PCT: Point cloud transformer
Meng-Hao Guo, Jun-Xiong Cai, Zheng-Ning Liu, Tai-Jiang Mu, Ralph R. Martin, Shi-Min Hu
TL;DR
The paper tackles learning from unordered, irregular point clouds by introducing Point Cloud Transformer (PCT), a Transformer-based framework tailored to 3D data. It cores on coordinate-based input embedding, an offset-attention mechanism inspired by Laplacian operators, and a neighbor embedding module to fuse local context, producing a four-layer attention encoder and a global feature via pooling. Demonstrating state-of-the-art performance on ModelNet40, ShapeNet, and S3DIS for classification, segmentation, and normal estimation, it also analyzes computational efficiency and variants with deeper local context. The work highlights the potential of Transformer architectures for 3D point clouds and suggests directions toward larger-scale training and generation-oriented tasks.
Abstract
The irregular domain and lack of ordering make it challenging to design deep neural networks for point cloud processing.
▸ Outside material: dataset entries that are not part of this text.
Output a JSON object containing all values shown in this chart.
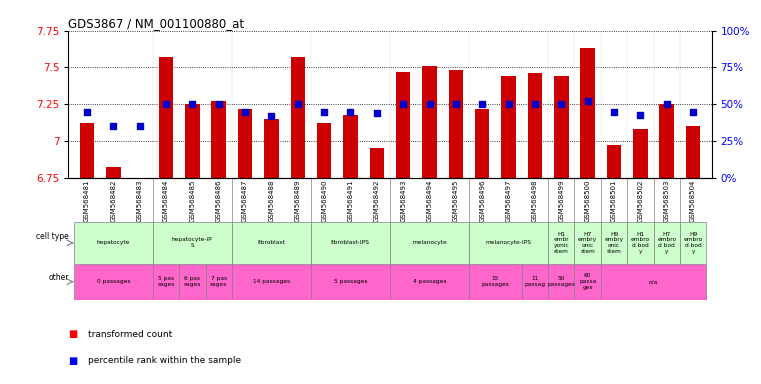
{
  "title": "GDS3867 / NM_001100880_at",
  "samples": [
    "GSM568481",
    "GSM568482",
    "GSM568483",
    "GSM568484",
    "GSM568485",
    "GSM568486",
    "GSM568487",
    "GSM568488",
    "GSM568489",
    "GSM568490",
    "GSM568491",
    "GSM568492",
    "GSM568493",
    "GSM568494",
    "GSM568495",
    "GSM568496",
    "GSM568497",
    "GSM568498",
    "GSM568499",
    "GSM568500",
    "GSM568501",
    "GSM568502",
    "GSM568503",
    "GSM568504"
  ],
  "bar_values": [
    7.12,
    6.82,
    6.73,
    7.57,
    7.25,
    7.27,
    7.22,
    7.15,
    7.57,
    7.12,
    7.18,
    6.95,
    7.47,
    7.51,
    7.48,
    7.22,
    7.44,
    7.46,
    7.44,
    7.63,
    6.97,
    7.08,
    7.25,
    7.1
  ],
  "percentile_values": [
    45,
    35,
    35,
    50,
    50,
    50,
    45,
    42,
    50,
    45,
    45,
    44,
    50,
    50,
    50,
    50,
    50,
    50,
    50,
    52,
    45,
    43,
    50,
    45
  ],
  "ylim_left": [
    6.75,
    7.75
  ],
  "ylim_right": [
    0,
    100
  ],
  "yticks_left": [
    6.75,
    7.0,
    7.25,
    7.5,
    7.75
  ],
  "ytick_labels_left": [
    "6.75",
    "7",
    "7.25",
    "7.5",
    "7.75"
  ],
  "yticks_right": [
    0,
    25,
    50,
    75,
    100
  ],
  "ytick_labels_right": [
    "0%",
    "25%",
    "50%",
    "75%",
    "100%"
  ],
  "bar_color": "#cc0000",
  "dot_color": "#0000cc",
  "cell_groups": [
    {
      "label": "hepatocyte",
      "start": 0,
      "end": 3,
      "color": "#ccffcc"
    },
    {
      "label": "hepatocyte-iP\nS",
      "start": 3,
      "end": 6,
      "color": "#ccffcc"
    },
    {
      "label": "fibroblast",
      "start": 6,
      "end": 9,
      "color": "#ccffcc"
    },
    {
      "label": "fibroblast-IPS",
      "start": 9,
      "end": 12,
      "color": "#ccffcc"
    },
    {
      "label": "melanocyte",
      "start": 12,
      "end": 15,
      "color": "#ccffcc"
    },
    {
      "label": "melanocyte-IPS",
      "start": 15,
      "end": 18,
      "color": "#ccffcc"
    },
    {
      "label": "H1\nembr\nyonic\nstem",
      "start": 18,
      "end": 19,
      "color": "#ccffcc"
    },
    {
      "label": "H7\nembry\nonic\nstem",
      "start": 19,
      "end": 20,
      "color": "#ccffcc"
    },
    {
      "label": "H9\nembry\nonic\nstem",
      "start": 20,
      "end": 21,
      "color": "#ccffcc"
    },
    {
      "label": "H1\nembro\nd bod\ny",
      "start": 21,
      "end": 22,
      "color": "#ccffcc"
    },
    {
      "label": "H7\nembro\nd bod\ny",
      "start": 22,
      "end": 23,
      "color": "#ccffcc"
    },
    {
      "label": "H9\nembro\nd bod\ny",
      "start": 23,
      "end": 24,
      "color": "#ccffcc"
    }
  ],
  "other_groups": [
    {
      "label": "0 passages",
      "start": 0,
      "end": 3,
      "color": "#ff66cc"
    },
    {
      "label": "5 pas\nsages",
      "start": 3,
      "end": 4,
      "color": "#ff66cc"
    },
    {
      "label": "6 pas\nsages",
      "start": 4,
      "end": 5,
      "color": "#ff66cc"
    },
    {
      "label": "7 pas\nsages",
      "start": 5,
      "end": 6,
      "color": "#ff66cc"
    },
    {
      "label": "14 passages",
      "start": 6,
      "end": 9,
      "color": "#ff66cc"
    },
    {
      "label": "5 passages",
      "start": 9,
      "end": 12,
      "color": "#ff66cc"
    },
    {
      "label": "4 passages",
      "start": 12,
      "end": 15,
      "color": "#ff66cc"
    },
    {
      "label": "15\npassages",
      "start": 15,
      "end": 17,
      "color": "#ff66cc"
    },
    {
      "label": "11\npassag",
      "start": 17,
      "end": 18,
      "color": "#ff66cc"
    },
    {
      "label": "50\npassages",
      "start": 18,
      "end": 19,
      "color": "#ff66cc"
    },
    {
      "label": "60\npassa\nges",
      "start": 19,
      "end": 20,
      "color": "#ff66cc"
    },
    {
      "label": "n/a",
      "start": 20,
      "end": 24,
      "color": "#ff66cc"
    }
  ],
  "bg_color": "#ffffff",
  "grid_color": "#000000",
  "tick_label_bg": "#dddddd"
}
This paper presents a novel framework named Point Cloud Transformer(PCT) for point cloud learning. PCT is based on Transformer, which achieves huge success in natural language processing and displays great potential in image processing. It is inherently permutation invariant for processing a sequence of points, making it well-suited for point cloud learning. To better capture local context within the point cloud, we enhance input embedding with the support of farthest point sampling and nearest neighbor search. Extensive experiments demonstrate that the PCT achieves the state-of-the-art performance on shape classification, part segmentation and normal estimation tasks.